Les Derniers jours d'un homme

Économique - Social - Écologique MAJ vendredi 03 mai 2013

Note accordée au livre: 4 sur 5

Poche
Réédition

Tout public

Prix: 8,15 €

Pascal Dessaint
Paris : Rivages, avril 2013
278 p. ; 17 x 11 cm
ISBN 978-2-7436-2498-9
Coll. "Noir", 907

Suicide prémédité

A partir d'un drame économique et écologique qui a touché une région du nord de la France, Pascal Dessaint dresse le portrait d'une famille plongée sans préavis dans le plus grand désarroi. Enfin, quand j'écris "famille", il serait plus précis de parler de survivants tant l'auteur ne ménage absolument pas ses personnages. Romancier noir de l'intime, il s'attarde initialement sur l'élément mineur que l'on va se rappeler toute sa vie durant. Une araignée qui a tissé sa toile dans un rétroviseur. L'arachné devient l'objet d'une dispute entre deux parents. Leur dernier dialogue : la mère mourant à l'hôpital quelques heures plus tard. Passé ce prologue, le texte se scinde en deux. La voix du père et celle de sa fille qui se confrontent, se répondent et se font écho à quinze années d'intervalle.

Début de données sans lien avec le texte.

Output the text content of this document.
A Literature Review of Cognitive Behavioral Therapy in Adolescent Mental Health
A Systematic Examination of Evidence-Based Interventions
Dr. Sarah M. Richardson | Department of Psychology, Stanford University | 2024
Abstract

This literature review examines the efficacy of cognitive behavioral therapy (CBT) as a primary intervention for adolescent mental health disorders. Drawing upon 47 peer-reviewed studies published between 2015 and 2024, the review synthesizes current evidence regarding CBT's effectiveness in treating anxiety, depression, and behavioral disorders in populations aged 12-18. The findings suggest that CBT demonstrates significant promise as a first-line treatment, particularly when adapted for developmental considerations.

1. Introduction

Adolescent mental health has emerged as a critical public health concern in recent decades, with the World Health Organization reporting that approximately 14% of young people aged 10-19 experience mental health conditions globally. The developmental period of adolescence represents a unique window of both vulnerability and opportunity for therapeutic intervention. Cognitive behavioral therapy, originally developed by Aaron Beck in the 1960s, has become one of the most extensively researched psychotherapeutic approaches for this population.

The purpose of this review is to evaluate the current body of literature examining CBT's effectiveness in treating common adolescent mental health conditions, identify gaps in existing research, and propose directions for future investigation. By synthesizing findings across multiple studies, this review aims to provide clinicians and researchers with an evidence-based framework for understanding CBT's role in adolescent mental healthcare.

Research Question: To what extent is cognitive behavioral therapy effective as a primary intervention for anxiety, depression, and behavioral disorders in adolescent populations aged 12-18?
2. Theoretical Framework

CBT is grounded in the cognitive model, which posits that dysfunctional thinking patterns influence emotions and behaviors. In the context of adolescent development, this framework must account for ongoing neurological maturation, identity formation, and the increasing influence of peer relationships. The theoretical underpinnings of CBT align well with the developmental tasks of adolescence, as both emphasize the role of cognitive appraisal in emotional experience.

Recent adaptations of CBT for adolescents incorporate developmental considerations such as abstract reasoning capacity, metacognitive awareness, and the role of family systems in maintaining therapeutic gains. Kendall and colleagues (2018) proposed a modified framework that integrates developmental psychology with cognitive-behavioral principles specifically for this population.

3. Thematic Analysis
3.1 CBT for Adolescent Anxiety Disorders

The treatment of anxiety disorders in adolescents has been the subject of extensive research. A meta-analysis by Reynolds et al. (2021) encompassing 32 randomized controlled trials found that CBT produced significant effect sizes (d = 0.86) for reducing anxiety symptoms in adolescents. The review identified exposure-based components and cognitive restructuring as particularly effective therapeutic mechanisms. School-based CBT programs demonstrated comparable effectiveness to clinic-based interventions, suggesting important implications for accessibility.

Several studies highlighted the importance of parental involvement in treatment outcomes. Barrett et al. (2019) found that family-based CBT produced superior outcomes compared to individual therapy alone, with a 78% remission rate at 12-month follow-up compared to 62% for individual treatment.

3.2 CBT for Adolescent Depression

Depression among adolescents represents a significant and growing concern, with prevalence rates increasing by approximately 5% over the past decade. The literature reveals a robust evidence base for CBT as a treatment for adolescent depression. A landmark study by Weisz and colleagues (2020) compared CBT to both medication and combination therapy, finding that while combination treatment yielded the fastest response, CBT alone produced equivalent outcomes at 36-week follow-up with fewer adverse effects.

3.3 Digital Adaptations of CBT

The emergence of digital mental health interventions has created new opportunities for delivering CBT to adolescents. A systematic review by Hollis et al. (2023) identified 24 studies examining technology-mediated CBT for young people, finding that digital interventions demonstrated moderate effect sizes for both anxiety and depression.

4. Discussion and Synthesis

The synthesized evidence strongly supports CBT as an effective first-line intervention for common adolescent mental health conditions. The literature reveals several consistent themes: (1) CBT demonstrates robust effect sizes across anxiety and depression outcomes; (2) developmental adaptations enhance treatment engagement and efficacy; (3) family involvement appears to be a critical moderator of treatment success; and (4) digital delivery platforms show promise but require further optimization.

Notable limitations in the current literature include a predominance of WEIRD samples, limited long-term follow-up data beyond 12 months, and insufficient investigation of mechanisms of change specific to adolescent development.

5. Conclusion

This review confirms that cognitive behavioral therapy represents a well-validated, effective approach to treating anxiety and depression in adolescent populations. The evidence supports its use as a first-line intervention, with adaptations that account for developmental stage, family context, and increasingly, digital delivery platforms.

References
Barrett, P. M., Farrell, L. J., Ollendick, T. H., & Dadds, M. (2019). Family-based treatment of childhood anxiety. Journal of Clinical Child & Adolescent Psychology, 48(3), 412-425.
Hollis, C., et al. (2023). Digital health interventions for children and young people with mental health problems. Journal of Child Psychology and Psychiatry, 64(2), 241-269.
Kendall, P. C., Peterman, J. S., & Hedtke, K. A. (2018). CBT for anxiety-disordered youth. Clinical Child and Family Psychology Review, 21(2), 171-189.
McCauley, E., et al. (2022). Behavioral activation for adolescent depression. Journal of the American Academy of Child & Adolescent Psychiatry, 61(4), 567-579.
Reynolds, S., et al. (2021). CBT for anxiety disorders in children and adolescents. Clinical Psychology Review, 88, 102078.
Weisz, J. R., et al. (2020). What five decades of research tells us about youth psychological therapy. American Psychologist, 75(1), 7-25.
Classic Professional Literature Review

Un père qui ne cherche qu'à protéger sa fille ; une orpheline qui veut comprendre comment son père est mort. Parlons donc de Clément. Ancien vigile, il survit en abattant ou en taillant des arbres. Il n'a plus que son frère et sa fille comme horizon. Son frère, alcoolique et handicapé, vit dans une ancienne gare, et il s'occupe tant bien que mal de la fillette pendant les rares moments où Clément travaille. À Métaleurop, ça ne va pas fort, on a déjà dégraissé les effectifs, l'usine ne va pas tarder à fermer définitivement ses portes laissant sur le carreau une population contaminée par les rejets qui ont pollué un sol pour des millénaires. Mais, pour les ouvriers, survivre malades c'est bien mieux qu'une mort certaine. Aussi, la lutte s'organise. Tout le monde se fédère dans un petit rade perdu tenu par une belle plante amoureuse de Clément, qui n'en a que faire ou si peu. Et le moindre élément qui vient perturber la révolte n'est pas le bienvenu.

Cette histoire, Judith l'appréhende quinze ans plus tard de la bouche de son oncle et de la tenancière du rade qui va enfin fermer ses portes. Elle collectionne peu à peu les pièces d'un puzzle qui a conduit à la mort de son père lors de l'explosion de l'usine. Explosion qui non seulement a condamné son père physiquement mais aussi moralement puisque les faits ont été détournés, et lui est devenu le saboteur. Pascal Dessaint alterne les chapitres avec une écriture fine dont le choix des mots et surtout leur ordre dans les phrases sont subtils. Il est implacable quant à la description d'une région écologiquement et humainement assassinée pour un hypothétique profit industriel. Pas de pathos dans son écriture, juste un témoignage romancé, une histoire tragiquement belle avec des personnages bruts qui se heurtent de plein fouet à tout ce que l'humain a de plus inhumain : la cruauté d'un monde industriel alliée à la survivance mesquine, sans pour autant juger ni condamner.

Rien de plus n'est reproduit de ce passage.